Tuesday, May 26, 2015

The Inclusivity of God's Love

Today I was with someone who is strange.  This person speaks about murdering, embarrassing people, humiliating people who hurt him, playing violent and destructive pranks on people, sexually explicit experiences, and many other inappropriate topics.  As I drove home post session I reflected about the things I heard and the person who I had spent this time with.  I thought, how was I able to withstand that?  I thought, years ago I would never have been able to do that and actually be ok and feel close to God afterward.  I would have carried this person's perversity and pain away with me and then continued to carry it until it produced so much stress that I would have had my own stress crisis. I also would have judged that person and closed my heart with judgment off to seeing through the person's defenses to the fear smothered person hiding behind.  Today I felt love.  I felt compassion.  I saw a person, broken by biology, broken by environment, broken from birth, attempting to communicate what is impossible for  this person to communicate.  I had to look beyond the presentation to the message hidden away in the words.  What was this person trying to say?  What is he trying to communicate through his twisted words?  What does he need me to hear?  I had to believe, know that there is someone hidden away inside that is human and tender and needs love, acceptance, and understanding.  I had to know this and not be told this by this person.  I had to disregard the presentation (to a certain extent), in order to reach the hidden brokenness and needs.  I had to see the miraculous in this attempt to communicate.  I had to hear God directing me though such broken words.

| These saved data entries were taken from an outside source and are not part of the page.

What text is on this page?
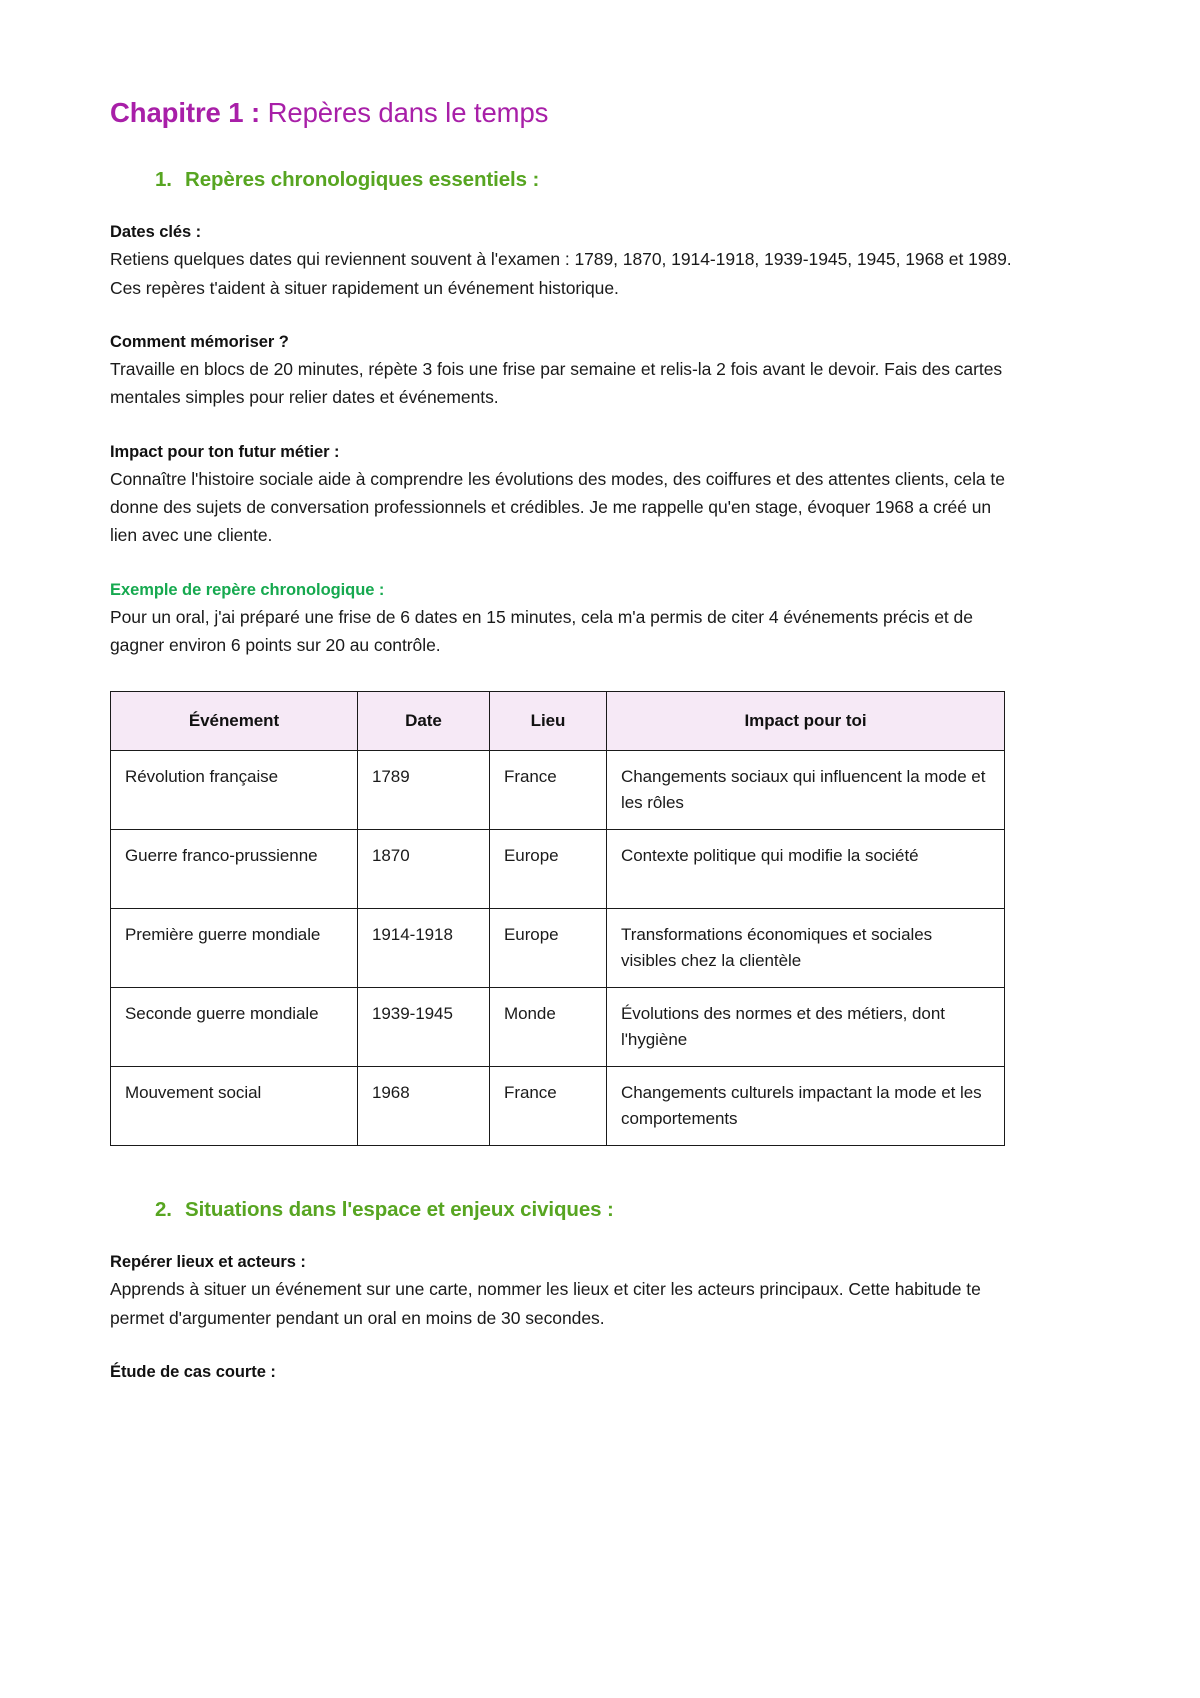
Chapitre 1 : Repères dans le temps
1. Repères chronologiques essentiels :
Dates clés :

Retiens quelques dates qui reviennent souvent à l'examen : 1789, 1870, 1914-1918, 1939-1945, 1945, 1968 et 1989. Ces repères t'aident à situer rapidement un événement historique.

Comment mémoriser ?

Travaille en blocs de 20 minutes, répète 3 fois une frise par semaine et relis-la 2 fois avant le devoir. Fais des cartes mentales simples pour relier dates et événements.

Impact pour ton futur métier :

Connaître l'histoire sociale aide à comprendre les évolutions des modes, des coiffures et des attentes clients, cela te donne des sujets de conversation professionnels et crédibles. Je me rappelle qu'en stage, évoquer 1968 a créé un lien avec une cliente.

Exemple de repère chronologique :

Pour un oral, j'ai préparé une frise de 6 dates en 15 minutes, cela m'a permis de citer 4 événements précis et de gagner environ 6 points sur 20 au contrôle.

Événement	Date	Lieu	Impact pour toi
Révolution française	1789	France	Changements sociaux qui influencent la mode et les rôles
Guerre franco-prussienne	1870	Europe	Contexte politique qui modifie la société
Première guerre mondiale	1914-1918	Europe	Transformations économiques et sociales visibles chez la clientèle
Seconde guerre mondiale	1939-1945	Monde	Évolutions des normes et des métiers, dont l'hygiène
Mouvement social	1968	France	Changements culturels impactant la mode et les comportements
2. Situations dans l'espace et enjeux civiques :
Repérer lieux et acteurs :

Apprends à situer un événement sur une carte, nommer les lieux et citer les acteurs principaux. Cette habitude te permet d'argumenter pendant un oral en moins de 30 secondes.

Étude de cas courte :
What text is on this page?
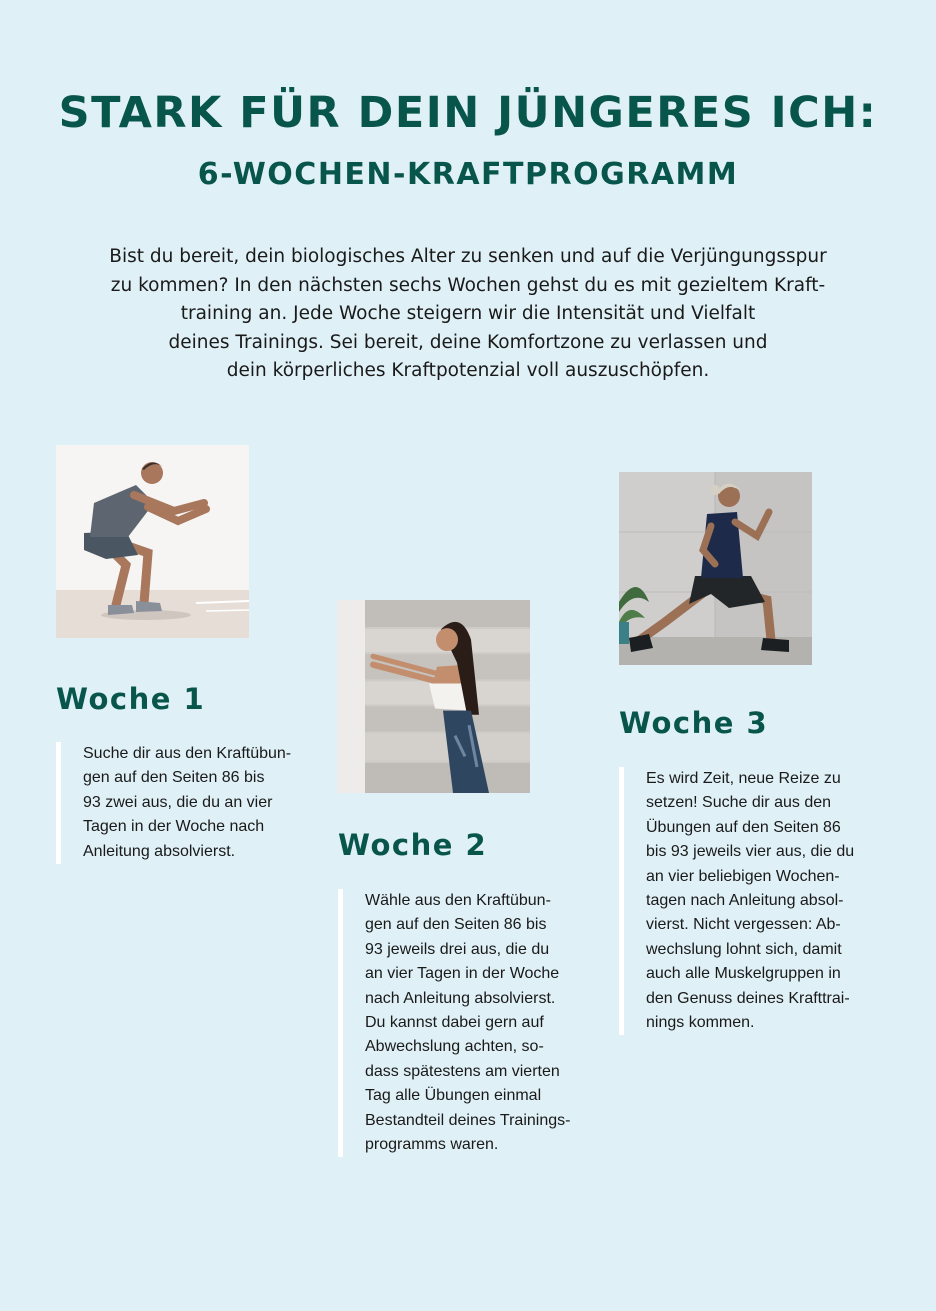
STARK FÜR DEIN JÜNGERES ICH:
6-WOCHEN-KRAFTPROGRAMM
Bist du bereit, dein biologisches Alter zu senken und auf die Verjüngungsspur
zu kommen? In den nächsten sechs Wochen gehst du es mit gezieltem Kraft-
training an. Jede Woche steigern wir die Intensität und Vielfalt
deines Trainings. Sei bereit, deine Komfortzone zu verlassen und
dein körperliches Kraftpotenzial voll auszuschöpfen.
Woche 1
Suche dir aus den Kraftübun-
gen auf den Seiten 86 bis
93 zwei aus, die du an vier
Tagen in der Woche nach
Anleitung absolvierst.	Woche 2
Wähle aus den Kraftübun-
gen auf den Seiten 86 bis
93 jeweils drei aus, die du
an vier Tagen in der Woche
nach Anleitung absolvierst.
Du kannst dabei gern auf
Abwechslung achten, so-
dass spätestens am vierten
Tag alle Übungen einmal
Bestandteil deines Trainings-
programms waren.
Woche 3
Es wird Zeit, neue Reize zu
setzen! Suche dir aus den
Übungen auf den Seiten 86
bis 93 jeweils vier aus, die du
an vier beliebigen Wochen-
tagen nach Anleitung absol-
vierst. Nicht vergessen: Ab-
wechslung lohnt sich, damit
auch alle Muskelgruppen in
den Genuss deines Krafttrai-
nings kommen.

I am convinced that Gods love is inclusive.  Now dont take that so far as to include sin because that is not true but I am convinced that when God sees each one of us He looks on us with love and longing.  Maybe thats just my experience in Christ.  I know before I was in Christ I felt excluded from Gods love and outside His attention.  Its like the perspective one would have when not having been invited inside an exciting social spot versus someone who is inside enjoying the party.  Things seem to make a lot more sense once we have the full experience of inside versus outside.  When I was outside of Gods family I felt alone, hollow, isolated, futureless.  I did not tell anyone that but down deep I knew it.  I wanted someone to see me, someone to hear my message behind the presentation I gave.

It takes time, patience, self-sacrifice to listen to people....really listen.  It takes emotional boundaries to hear pain and not carry it away with you but people are craving, yearning for another soul to come alongside them and really care...care enough to invest themselves in waiting and listening and hearing the words a person is trying to say even if its not obvious.  God wants to teach each one of us to love.  Love beyond the sight of our eyes and the understanding of our hearts and the limits of our experiences.  God wants to show us that our definition of love can expand to include whomever He sends us.

Isaiah 54:2 “Enlarge the place of your tent, stretch your tent curtains wide, do not hold back; lengthen your cords, strengthen your stakes."


There is room in God's house for all who will come.  The beautiful, the ugly, the rich, the poor, the fortunate and unfortunate, the intelligent and those who are of little intelligence, the functional and the dysfunctional.  See it doesn't matter how we come.  Gods going to rebuild us anyway once we get there to His house.  

Isaiah 54:11“Afflicted city, lashed by storms and not comforted, I will rebuild you with stones of turquoise, your foundations with lapis lazuli. I will make your battlements of rubies, your gates of sparkling jewels, and all your walls of precious stones."


Halleluia!  God's love in Christ is amazing!  Father I pray you would help each one of us to be filled with your Spirit that our minds would be renewed and our hearts empowered to love as You would love each person You send to us.  Give us your sight to see as You see and your ears to hear the message of the hurting and broken and lost of this world Lord.  In Jesus's name, Amen.